Any B or T cell recognizing something must be recognizing itself.
And so, it deletes those B and T cells. This process is given a name.
It's called education. And it happens in this organ called thymus. So, and then after birth, then it switches. And now B and T cells, if they recognize something, the body makes the assumption it must be a pathogen. And it goes after it.
We have this huge human disease where that goes awry: rheumatoid arthritis, or multiple sclerosis are cases where the self versus non-self recognition has broken down. OK, so for example multiple sclerosis, a very difficult disease, because there's a gradual deterioration of the nervous system.
And what happens is the body of the person with that mounts an immune response against the sheath that covers the nerves, and then that sheath gets destroyed, and that the nervous system, somebody with multiple sclerosis, starts to break down. And so, if you lose this self versus non-self you get what's called an autoimmune disease. You may have heard that phrase. It's very important.
It's a very tough thing if you have one of these. But that's what lies at the heart of it. And people still don't know, but there is certainly some evidence for some of these that are triggered by a bacterial infection.
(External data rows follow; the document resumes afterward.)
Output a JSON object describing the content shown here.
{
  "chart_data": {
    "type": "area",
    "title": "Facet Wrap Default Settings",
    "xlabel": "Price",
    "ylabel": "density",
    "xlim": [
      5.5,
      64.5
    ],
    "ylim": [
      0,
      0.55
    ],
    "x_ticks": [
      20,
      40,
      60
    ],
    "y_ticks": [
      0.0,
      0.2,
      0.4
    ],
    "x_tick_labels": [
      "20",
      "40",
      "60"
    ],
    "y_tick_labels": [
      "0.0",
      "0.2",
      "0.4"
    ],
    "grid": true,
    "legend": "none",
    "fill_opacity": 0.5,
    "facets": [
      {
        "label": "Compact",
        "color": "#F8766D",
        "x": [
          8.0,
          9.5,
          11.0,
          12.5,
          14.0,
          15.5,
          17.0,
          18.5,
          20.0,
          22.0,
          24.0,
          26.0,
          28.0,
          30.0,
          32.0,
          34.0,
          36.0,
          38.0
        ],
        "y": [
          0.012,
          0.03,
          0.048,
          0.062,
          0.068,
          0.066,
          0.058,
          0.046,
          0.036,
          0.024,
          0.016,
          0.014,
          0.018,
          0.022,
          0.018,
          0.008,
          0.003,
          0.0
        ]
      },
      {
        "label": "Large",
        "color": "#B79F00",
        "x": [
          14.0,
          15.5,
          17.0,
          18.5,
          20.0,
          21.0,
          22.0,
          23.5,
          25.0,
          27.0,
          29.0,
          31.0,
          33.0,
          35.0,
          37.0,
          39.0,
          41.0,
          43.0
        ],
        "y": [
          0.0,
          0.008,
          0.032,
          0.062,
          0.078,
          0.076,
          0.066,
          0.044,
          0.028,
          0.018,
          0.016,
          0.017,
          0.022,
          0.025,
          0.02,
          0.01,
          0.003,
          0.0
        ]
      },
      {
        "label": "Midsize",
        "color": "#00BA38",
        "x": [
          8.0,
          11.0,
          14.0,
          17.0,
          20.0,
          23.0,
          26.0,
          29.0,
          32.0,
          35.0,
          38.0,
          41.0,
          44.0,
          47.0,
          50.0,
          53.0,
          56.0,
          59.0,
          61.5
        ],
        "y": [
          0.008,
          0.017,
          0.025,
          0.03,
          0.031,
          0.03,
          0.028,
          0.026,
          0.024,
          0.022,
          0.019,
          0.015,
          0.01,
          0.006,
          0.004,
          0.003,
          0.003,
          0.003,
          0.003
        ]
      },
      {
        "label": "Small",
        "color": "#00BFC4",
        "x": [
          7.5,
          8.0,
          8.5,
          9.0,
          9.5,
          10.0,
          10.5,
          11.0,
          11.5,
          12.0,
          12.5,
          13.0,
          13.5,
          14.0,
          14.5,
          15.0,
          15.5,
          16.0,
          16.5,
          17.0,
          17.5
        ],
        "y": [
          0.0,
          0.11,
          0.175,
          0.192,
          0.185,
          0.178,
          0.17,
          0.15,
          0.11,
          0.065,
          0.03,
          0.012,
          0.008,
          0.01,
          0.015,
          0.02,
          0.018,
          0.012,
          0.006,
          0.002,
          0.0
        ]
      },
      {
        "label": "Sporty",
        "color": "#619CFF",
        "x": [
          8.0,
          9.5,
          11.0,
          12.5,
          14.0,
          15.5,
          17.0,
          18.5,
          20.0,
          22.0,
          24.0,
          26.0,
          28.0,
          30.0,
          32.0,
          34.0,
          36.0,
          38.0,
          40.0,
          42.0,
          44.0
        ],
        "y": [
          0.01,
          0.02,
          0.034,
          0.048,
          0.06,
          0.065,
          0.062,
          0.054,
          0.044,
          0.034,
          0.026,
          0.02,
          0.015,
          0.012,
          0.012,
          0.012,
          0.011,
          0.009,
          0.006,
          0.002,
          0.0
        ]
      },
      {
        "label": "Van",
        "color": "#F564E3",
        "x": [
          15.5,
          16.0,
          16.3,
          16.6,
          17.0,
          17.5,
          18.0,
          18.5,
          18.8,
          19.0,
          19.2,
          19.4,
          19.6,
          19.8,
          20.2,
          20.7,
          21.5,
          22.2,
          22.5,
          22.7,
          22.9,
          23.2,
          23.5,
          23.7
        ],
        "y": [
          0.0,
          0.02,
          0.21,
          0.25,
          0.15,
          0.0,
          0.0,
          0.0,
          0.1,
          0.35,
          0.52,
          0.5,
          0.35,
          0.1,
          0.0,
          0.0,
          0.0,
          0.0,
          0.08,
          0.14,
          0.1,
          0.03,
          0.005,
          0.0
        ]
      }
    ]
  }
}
So, it could be that perhaps maybe a bacterial protein looked close enough to one of your own proteins, that somehow you got antibodies against the bacterium, and then it turned out it could also recognize something in your body.
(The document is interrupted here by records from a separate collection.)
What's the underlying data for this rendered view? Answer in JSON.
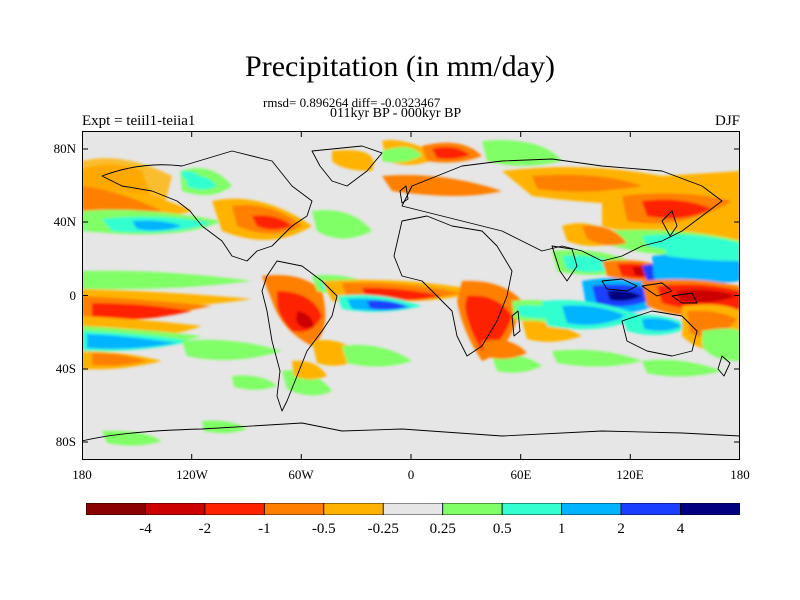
{
  "title": "Precipitation (in mm/day)",
  "stats": "rmsd= 0.896264 diff= -0.0323467",
  "period": "011kyr BP - 000kyr BP",
  "expt": "Expt = teiil1-teiia1",
  "season": "DJF",
  "lat_labels": [
    "80N",
    "40N",
    "0",
    "40S",
    "80S"
  ],
  "lon_labels": [
    "180",
    "120W",
    "60W",
    "0",
    "60E",
    "120E",
    "180"
  ],
  "colorbar": {
    "labels": [
      "-4",
      "-2",
      "-1",
      "-0.5",
      "-0.25",
      "0.25",
      "0.5",
      "1",
      "2",
      "4"
    ],
    "colors": [
      "#8b0000",
      "#cc0000",
      "#ff2200",
      "#ff7f00",
      "#ffb300",
      "#e6e6e6",
      "#80ff66",
      "#33ffd0",
      "#00b4ff",
      "#1a3fff",
      "#000080"
    ]
  },
  "colors": {
    "background_ocean": "#e6e6e6",
    "coastline": "#000000"
  }
}
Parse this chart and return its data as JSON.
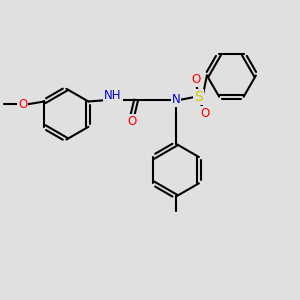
{
  "bg_color": "#e0e0e0",
  "bond_color": "#000000",
  "bond_width": 1.5,
  "atom_colors": {
    "N": "#0000cc",
    "O": "#ff0000",
    "S": "#cccc00",
    "H": "#4466cc",
    "C": "#000000"
  },
  "font_size": 8.5
}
There are some other immune diseases you probably heard of, the baby in a bubble kind of thing. There are a few people who were born who have no immune response at all because one of the basic pieces for doing those DNA gymnastics I talked about isn't there.
Those people have no B cells or T cells. They die unless they are absolutely shielded from everything else. And that's one of those cases when gene therapy, if you could get that gene into that person, they'd have an immune system and they could live.
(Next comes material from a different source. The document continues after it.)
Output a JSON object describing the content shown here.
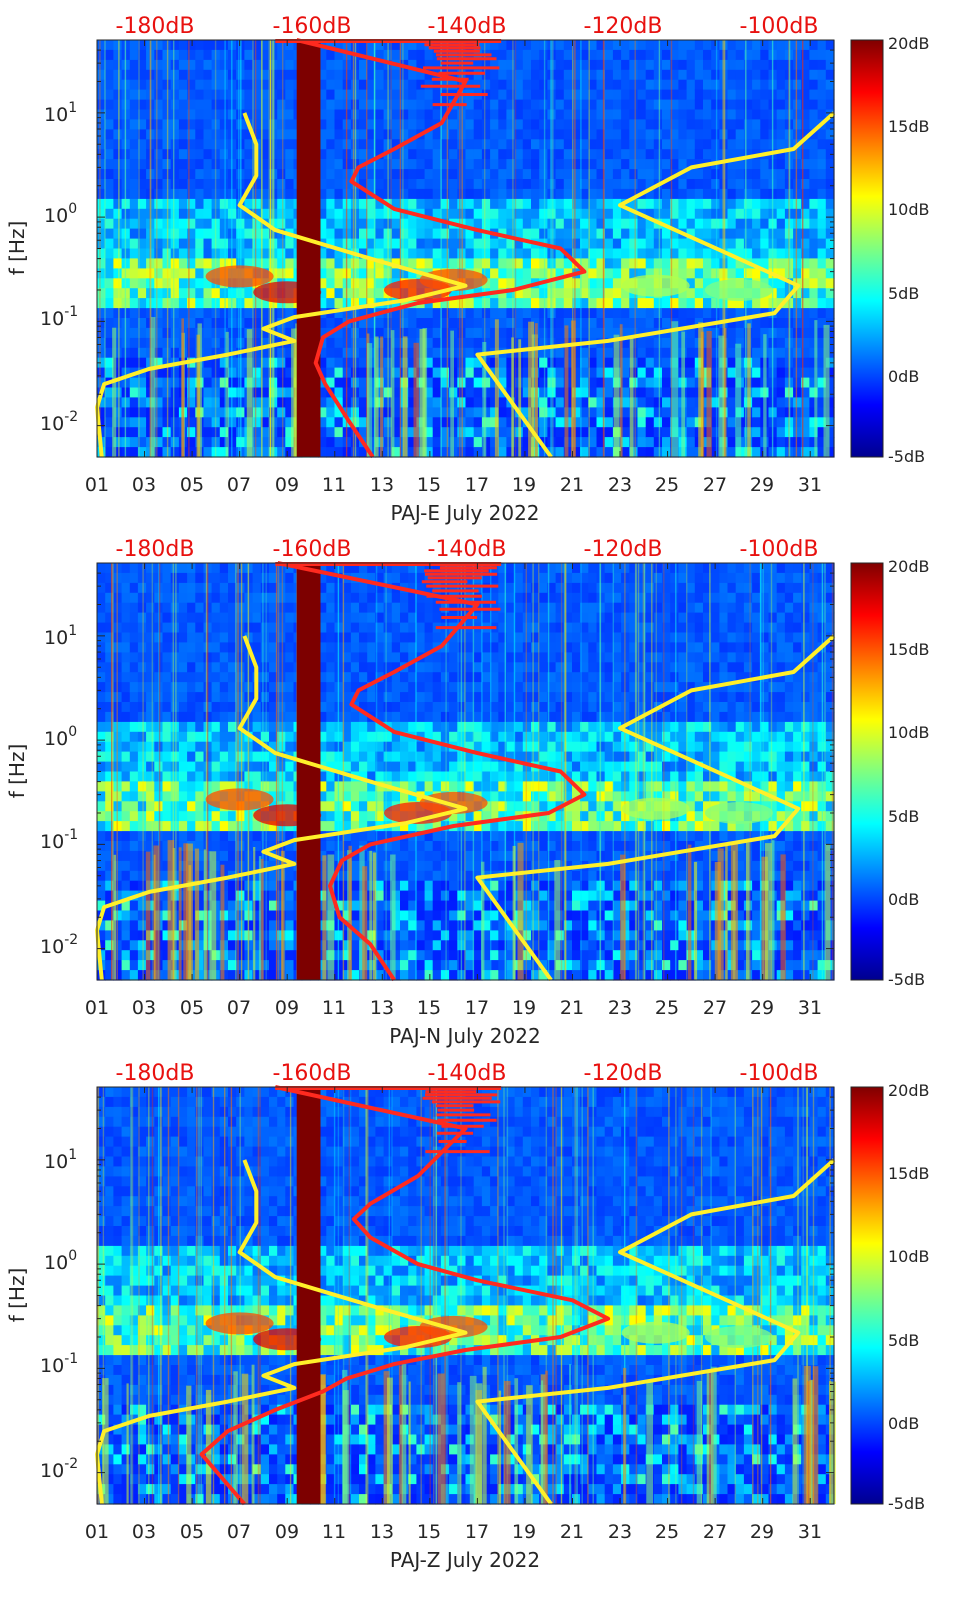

There are other kinds of immune deficiencies that are less extreme, but nevertheless, people will be susceptible to infection.
The other one which I've already talked about, but now you can see in another context is AIDS, Acquired Immune Deficiency Syndrome.
And I told you what the HIV virus does is it injects its RNA.
That makes a DNA copy. It goes into protein. The cells that it affects our special type of T cell called T helper cells.
What they are doesn't matter so much, but what's important to know is they're needed for both branches of the immune system.
They play roles in the humoral response and cellular response.
So, someone who gets infected with HIV, what happens is the virus is replicating in these helper T cells. And so their immune system is slowly, slowly being knocked away. And the last thing, which I won't have time to talk about, but if you have an allergy, that's an overreaction of the immune system. So this is my last lecture.
I've got to let you guys go. It's been a true pleasure to talk to you; A real honor to meet many of you. And many of you put a lot of effort into those little answers. I really, really appreciate that.
For those who'd rather not be here, I hope that somewhere down the line when you're confronted with a medical situation dealing with your parents, your child, yourself, whatever it is, that some of the stuff that you heard will reemerge to help you with those decisions. And I wish you the best of luck for the rest of the course, and the rest of your careers at MIT and beyond. Thanks very much. And as I leave, too, I've had the pleasure of just having an incredible teaching staff.
I don't think you guys know how hard they work behind the scenes, but thanks to all of you for being with me.